Eat less. Do more.
If only it were that easy.
Those simple instructions may not be so simple for people trying to manage their diabetes, according to Jay Shubrook, D.O., diabetologist for NorthBay Healthcare. “It can be hard to know where to start.”
And then came COVID-19.
“The pandemic disrupted our normalcy, changed our habits,” Dr. Shubrook added. “Gyms and farmers markets were closed. Malls closed to walkers. Some even became afraid to go just outside. We know that some of our diabetic and cardiovascular patients got worse during the pandemic, especially if they avoided regular health care.”
“It has been over a year since COVID-19 changed our lifestyles,” added Sumera Ahmed, M.D., NorthBay diabetologist. “People with diabetes have been seeing a worsening of their glucose control due to substantial decrease in physical activity and exercise.”
But now it’s time to get back on track, Dr. Shubrook advised.
“The healthcare system is ready for you to return and get the care you need. Please don’t wait and possibly make your condition worse.”
And that is good advice, especially for those who might have been newly diagnosed during the pandemic.
“Many times, my patients’ first reaction to hearing they have diabetes is a bit fatalistic,” Dr. Shubrook said. “Then they ask, ‘What do I do, where do I start?’”
Dr. Shubrook has encouraging words.
“The truth is, diabetes is 95 percent preventable, and it can be self-managed,” he explained.

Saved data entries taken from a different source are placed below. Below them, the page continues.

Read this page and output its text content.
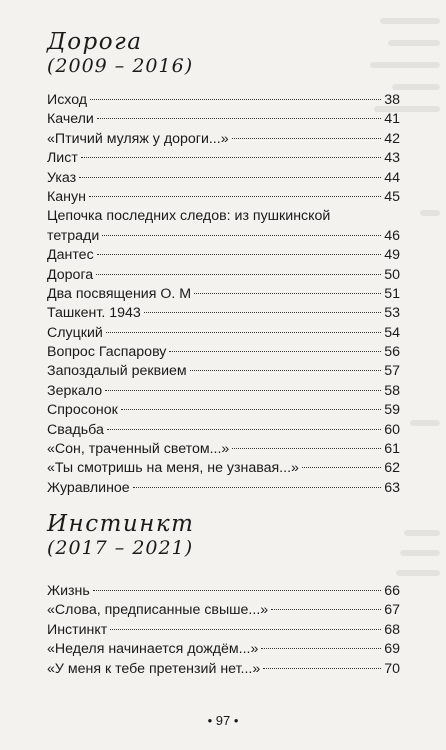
Дорога
(2009 – 2016)
Исход	38
Качели	41
«Птичий муляж у дороги...»	42
Лист	43
Указ	44
Канун	45
Цепочка последних следов: из пушкинской
тетради	46
Дантес	49
Дорога	50
Два посвящения О. М	51
Ташкент. 1943	53
Слуцкий	54
Вопрос Гаспарову	56
Запоздалый реквием	57
Зеркало	58
Спросонок	59
Свадьба	60
«Сон, траченный светом...»	61
«Ты смотришь на меня, не узнавая...»	62
Журавлиное	63
Инстинкт
(2017 – 2021)
Жизнь	66
«Слова, предписанные свыше...»	67
Инстинкт	68
«Неделя начинается дождём...»	69
«У меня к тебе претензий нет...»	70
• 97 •
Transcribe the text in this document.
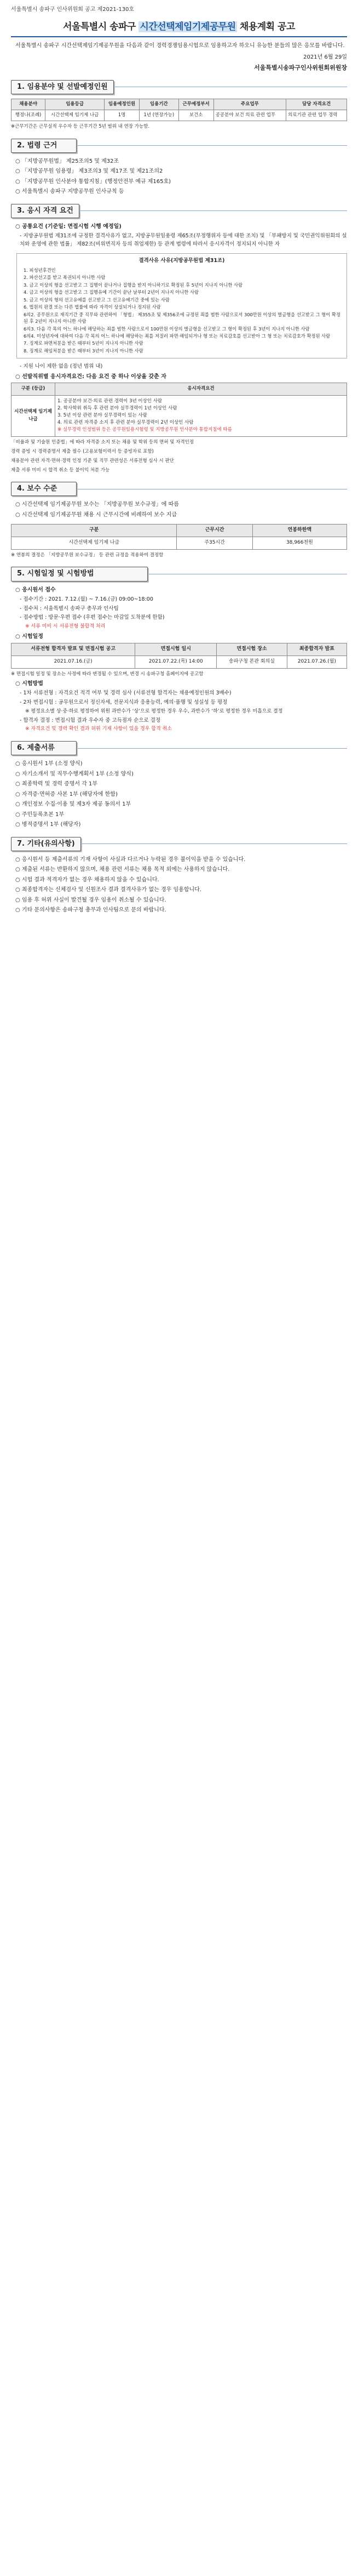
서울특별시 송파구 인사위원회 공고 제2021-130호
서울특별시 송파구 시간선택제임기제공무원 채용계획 공고
서울특별시 송파구 시간선택제임기제공무원을 다음과 같이 경력경쟁임용시험으로 임용하고자 하오니 유능한 분들의 많은 응모를 바랍니다.
2021년 6월 29일
서울특별시송파구인사위원회위원장
1. 임용분야 및 선발예정인원
채용분야	임용등급	임용예정인원	임용기간	근무예정부서	주요업무	담당 자격요건
행정나(조례)	시간선택제 임기제 나급	1명	1년 (연장가능)	보건소	공공분야 보건 의료 관련 업무	의료기관 관련 업무 경력
※근무기간은 근무실적 우수자 등 근무기간 5년 범위 내 연장 가능함.
2. 법령 근거
○ 「지방공무원법」 제25조의5 및 제32조
○ 「지방공무원 임용령」 제3조의3 및 제17조 및 제21조의2
○ 「지방공무원 인사분야 통합지침」(행정안전부 예규 제165호)
○ 서울특별시 송파구 지방공무원 인사규칙 등
3. 응시 자격 요건
○ 공통요건 (기준일: 면접시험 시행 예정일)
- 지방공무원법 제31조에 규정한 결격사유가 없고, 지방공무원임용령 제65조(부정행위자 등에 대한 조치) 및 「부패방지 및 국민권익위원회의 설치와 운영에 관한 법률」 제82조(비위면직자 등의 취업제한) 등 관계 법령에 따라서 응시자격이 정지되지 아니한 자
결격사유 사유(지방공무원법 제31조)
1. 피성년후견인
2. 파산선고를 받고 복권되지 아니한 사람
3. 금고 이상의 형을 선고받고 그 집행이 끝나거나 집행을 받지 아니하기로 확정된 후 5년이 지나지 아니한 사람
4. 금고 이상의 형을 선고받고 그 집행유예 기간이 끝난 날부터 2년이 지나지 아니한 사람
5. 금고 이상의 형의 선고유예를 선고받고 그 선고유예기간 중에 있는 사람
6. 법원의 판결 또는 다른 법률에 따라 자격이 상실되거나 정지된 사람
6의2. 공무원으로 재직기간 중 직무와 관련하여 「형법」 제355조 및 제356조에 규정된 죄를 범한 사람으로서 300만원 이상의 벌금형을 선고받고 그 형이 확정된 후 2년이 지나지 아니한 사람
6의3. 다음 각 목의 어느 하나에 해당하는 죄를 범한 사람으로서 100만원 이상의 벌금형을 선고받고 그 형이 확정된 후 3년이 지나지 아니한 사람
6의4. 미성년자에 대하여 다음 각 목의 어느 하나에 해당하는 죄를 저질러 파면·해임되거나 형 또는 치료감호를 선고받아 그 형 또는 치료감호가 확정된 사람
7. 징계로 파면처분을 받은 때부터 5년이 지나지 아니한 사람
8. 징계로 해임처분을 받은 때부터 3년이 지나지 아니한 사람
- 지원 나이 제한 없음 (정년 범위 내)
○ 선발직위별 응시자격요건: 다음 요건 중 하나 이상을 갖춘 자
구분 (등급)	응시자격요건
시간선택제 임기제 나급	1. 공공분야 보건·의료 관련 경력이 3년 이상인 사람
2. 학사학위 취득 후 관련 분야 실무경력이 1년 이상인 사람
3. 5년 이상 관련 분야 실무경력이 있는 사람
4. 의료 관련 자격증 소지 후 관련 분야 실무경력이 2년 이상인 사람
※ 실무경력 인정범위 등은 공무원임용시험령 및 지방공무원 인사분야 통합지침에 따름
「비율과 및 기술원 인증법」에 따라 자격증 소지 또는 채용 및 학위 등의 면허 및 자격인정
경력 증빙 시 경력증명서 제출 필수 (고용보험이력서 등 증빙자료 포함)
채용분야 관련 자격·면허·경력 인정 기준 및 직무 관련성은 서류전형 심사 시 판단
제출 서류 미비 시 합격 취소 등 불이익 처분 가능
4. 보수 수준
○ 시간선택제 임기제공무원 보수는 「지방공무원 보수규정」에 따름
○ 시간선택제 임기제공무원 채용 시 근무시간에 비례하여 보수 지급
구분	근무시간	연봉하한액
시간선택제 임기제 나급	주35시간	38,966천원
※ 연봉의 결정은 「지방공무원 보수규정」 등 관련 규정을 적용하여 결정함
5. 시험일정 및 시험방법
○ 응시원서 접수
- 접수기간 : 2021. 7.12.(월) ~ 7.16.(금) 09:00~18:00
- 접수처 : 서울특별시 송파구 총무과 인사팀
- 접수방법 : 방문·우편 접수 (우편 접수는 마감일 도착분에 한함)
※ 서류 미비 시 서류전형 불합격 처리
○ 시험일정
서류전형 합격자 발표 및 면접시험 공고	면접시험 일시	면접시험 장소	최종합격자 발표
2021.07.16.(금)	2021.07.22.(목) 14:00	송파구청 본관 회의실	2021.07.26.(월)
※ 면접시험 일정 및 장소는 사정에 따라 변경될 수 있으며, 변경 시 송파구청 홈페이지에 공고함
○ 시험방법
- 1차 서류전형 : 자격요건 적격 여부 및 경력 심사 (서류전형 합격자는 채용예정인원의 3배수)
- 2차 면접시험 : 공무원으로서 정신자세, 전문지식과 응용능력, 예의·품행 및 성실성 등 평정
※ 평정요소별 상·중·하로 평정하여 위원 과반수가 ‘상’으로 평정한 경우 우수, 과반수가 ‘하’로 평정한 경우 미흡으로 결정
- 합격자 결정 : 면접시험 결과 우수자 중 고득점자 순으로 결정
※ 자격요건 및 경력 확인 결과 허위 기재 사항이 있을 경우 합격 취소
6. 제출서류
○ 응시원서 1부 (소정 양식)
○ 자기소개서 및 직무수행계획서 1부 (소정 양식)
○ 최종학력 및 경력 증명서 각 1부
○ 자격증·면허증 사본 1부 (해당자에 한함)
○ 개인정보 수집·이용 및 제3자 제공 동의서 1부
○ 주민등록초본 1부
○ 병적증명서 1부 (해당자)
7. 기타(유의사항)
○ 응시원서 등 제출서류의 기재 사항이 사실과 다르거나 누락된 경우 불이익을 받을 수 있습니다.
○ 제출된 서류는 반환하지 않으며, 채용 관련 서류는 채용 목적 외에는 사용하지 않습니다.
○ 시험 결과 적격자가 없는 경우 채용하지 않을 수 있습니다.
○ 최종합격자는 신체검사 및 신원조사 결과 결격사유가 없는 경우 임용합니다.
○ 임용 후 허위 사실이 발견될 경우 임용이 취소될 수 있습니다.
○ 기타 문의사항은 송파구청 총무과 인사팀으로 문의 바랍니다.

The trick is to find the right mix of activities and diet to match each individual’s needs and personal preferences. With diet and exercise in balance, the disease — and its side effects — can be managed, especially with the help of a diabetologist.
Why a diabetologist?
“Diabetes is a complicated condition and most primary care providers are overwhelmed enough as it is helping their patients,” Dr. Shubrook said. “A diabetologist has put a special focus on this disease and spends full time, every day, collecting research, tools and resources to help their patients manage the condition.”
Drs. Shubrook and Ahmed team up with John McKenna, M.D., endocrinologist; Clipper Young, PharmD, a clinical pharmacist; and Tamara Stogner, R.N., diabetes educator, to care for NorthBay’s patients with diabetes and other metabolic disorders, and they’ve honed some of their diet and exercise advice to adjust to pandemic times.
The American Diabetes Association (ADA) recommends that most adults should engage in 150 minutes or more of moderate to vigorous aerobic exercise per week, Dr. Ahmed noted, so that’s a good place to start.
Some ways to get your 150 minutes in could be by jogging, brisk walking, hiking and biking.
“Walking up and down stairs, using resistance bands and kettlebells and weights are also ways to work in some exercise,” she added.
“We do have success stories, where patients took advantage of pandemic times to create new, better habits,” Dr. Shubrook said. “Even small changes can help, and it’s never too late to start.”